Let’s get into the details on why this high-performance alloy dominates and how to spec parts perfectly.

Chemical Composition of 7075 Aluminum

The perfect blend of zinc and magnesium makes 7075 aluminum get so buff. Usually, making up over 90%, aluminum provides base lightweight properties dialed to the max with:
Zinc: Around 6% for major strengthening.
Magnesium: Up to 2.5% also driving hardcore precipitate reactions.
Copper: 1-2% boosting strength while barely dulling corrosion resistance.

Other elements like iron, silicon, manganese, and chromium balance physical attributes even more optimally. By binding everything with heat, 7075 aluminum forms intensely durable. And just like your muscle gains, this alloy gets way stronger through aging cycles.

Mechanical Composition of 7075 Aluminum

The combination of lightweight aluminum with strategic alloying generates versatile, high-strength mechanical properties:
Strength: Up to 92 ksi ultimate tensile around double annealing rating.
Toughness: Key for preventing cracks from loads and impacts.
Hardness: Scales from 150 to nearly 200 Brinell.
Fatigue Life: Lasting well over 10 million stress cycle threshold.

The strength-to-density ratios compared to steel make 7075 aluminum well-suited for structural components in weight-sensitive designs across transportation equipment, marine vessels, and aerospace applications.

Physical Properties of 7075 Aluminum

Several beneficial physical properties also boost 7075 aluminum alloy usefulness spanning from electrical conductivity to corrosion resistance:
Density: 2.8g/cm3, 35% lighter than equally strong steel already.
Melting Point: Around 635-degree Celsius (1175-degree Fahrenheit).
Thermal Expansion: 23.5 x 10-6m/mK
Thermal Conductivity: 130 W/m-K (electrical = 29% IACS)

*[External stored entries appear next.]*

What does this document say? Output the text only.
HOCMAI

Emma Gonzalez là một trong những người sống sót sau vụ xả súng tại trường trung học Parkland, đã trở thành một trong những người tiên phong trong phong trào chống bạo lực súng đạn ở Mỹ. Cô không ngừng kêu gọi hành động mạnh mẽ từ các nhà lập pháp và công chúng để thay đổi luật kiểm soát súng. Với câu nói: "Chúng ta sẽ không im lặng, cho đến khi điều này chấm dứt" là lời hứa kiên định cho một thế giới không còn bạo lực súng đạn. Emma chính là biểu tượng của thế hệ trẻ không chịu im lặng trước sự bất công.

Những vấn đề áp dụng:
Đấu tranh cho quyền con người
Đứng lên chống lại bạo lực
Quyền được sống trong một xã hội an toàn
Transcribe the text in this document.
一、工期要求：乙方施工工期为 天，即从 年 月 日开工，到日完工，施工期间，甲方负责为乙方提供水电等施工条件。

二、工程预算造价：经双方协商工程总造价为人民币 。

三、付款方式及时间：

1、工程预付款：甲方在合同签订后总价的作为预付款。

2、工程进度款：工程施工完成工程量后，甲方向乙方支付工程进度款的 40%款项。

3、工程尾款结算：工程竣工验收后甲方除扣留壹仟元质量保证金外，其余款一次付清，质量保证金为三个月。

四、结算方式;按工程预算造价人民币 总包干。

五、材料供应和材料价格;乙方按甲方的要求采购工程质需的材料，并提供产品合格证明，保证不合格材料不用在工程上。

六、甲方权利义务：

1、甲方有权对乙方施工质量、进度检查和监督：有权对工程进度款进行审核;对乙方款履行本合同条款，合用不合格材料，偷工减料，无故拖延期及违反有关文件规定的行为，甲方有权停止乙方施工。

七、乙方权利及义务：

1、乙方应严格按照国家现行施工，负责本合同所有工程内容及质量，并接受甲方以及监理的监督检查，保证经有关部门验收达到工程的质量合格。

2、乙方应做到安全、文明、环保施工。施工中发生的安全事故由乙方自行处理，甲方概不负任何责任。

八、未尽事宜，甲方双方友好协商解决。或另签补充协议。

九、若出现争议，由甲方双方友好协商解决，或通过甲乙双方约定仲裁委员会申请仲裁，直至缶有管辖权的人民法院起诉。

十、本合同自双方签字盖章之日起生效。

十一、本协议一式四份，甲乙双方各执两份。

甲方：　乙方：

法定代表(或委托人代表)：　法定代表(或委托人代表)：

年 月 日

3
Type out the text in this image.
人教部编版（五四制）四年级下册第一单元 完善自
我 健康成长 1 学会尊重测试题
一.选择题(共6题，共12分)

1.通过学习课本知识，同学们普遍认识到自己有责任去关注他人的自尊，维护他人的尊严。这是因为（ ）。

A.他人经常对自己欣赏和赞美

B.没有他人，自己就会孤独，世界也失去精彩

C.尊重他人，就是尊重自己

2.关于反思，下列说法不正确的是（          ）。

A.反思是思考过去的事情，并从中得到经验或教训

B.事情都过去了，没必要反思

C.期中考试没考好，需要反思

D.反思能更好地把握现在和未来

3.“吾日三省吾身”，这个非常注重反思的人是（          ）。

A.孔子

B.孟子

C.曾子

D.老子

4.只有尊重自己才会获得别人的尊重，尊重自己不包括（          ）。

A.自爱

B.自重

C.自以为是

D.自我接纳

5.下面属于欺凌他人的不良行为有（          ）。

Modulus of Elasticity: 72 GPa
Commercial alloys like 7075 reduce density by 35% below steel grades for lighter weight. Thermal conduction cools molds and tooling while avoiding distortions. Altogether, 7075 aluminum combines strength comparable to many steels with one-third less mass density.

Corrosion Resistance
While less corrosion resistant than 5xxx or 6xxx series aluminum due to copper content, 7075 aluminum alloy still delivers respectable salt spray and atmospheric longevity from its protective oxide layer and zinc composition. The addition of chromium plays a minor role in improving corrosion resistance as well.

T651 Temper of 7075 Aluminum
The T651 temper is a very popular and important heat treatment option for high-strength aluminum alloys like 7075. When 7075 aluminum goes through the T651 temper process, it gets a series of treatments to make it much stronger while minimizing potential issues.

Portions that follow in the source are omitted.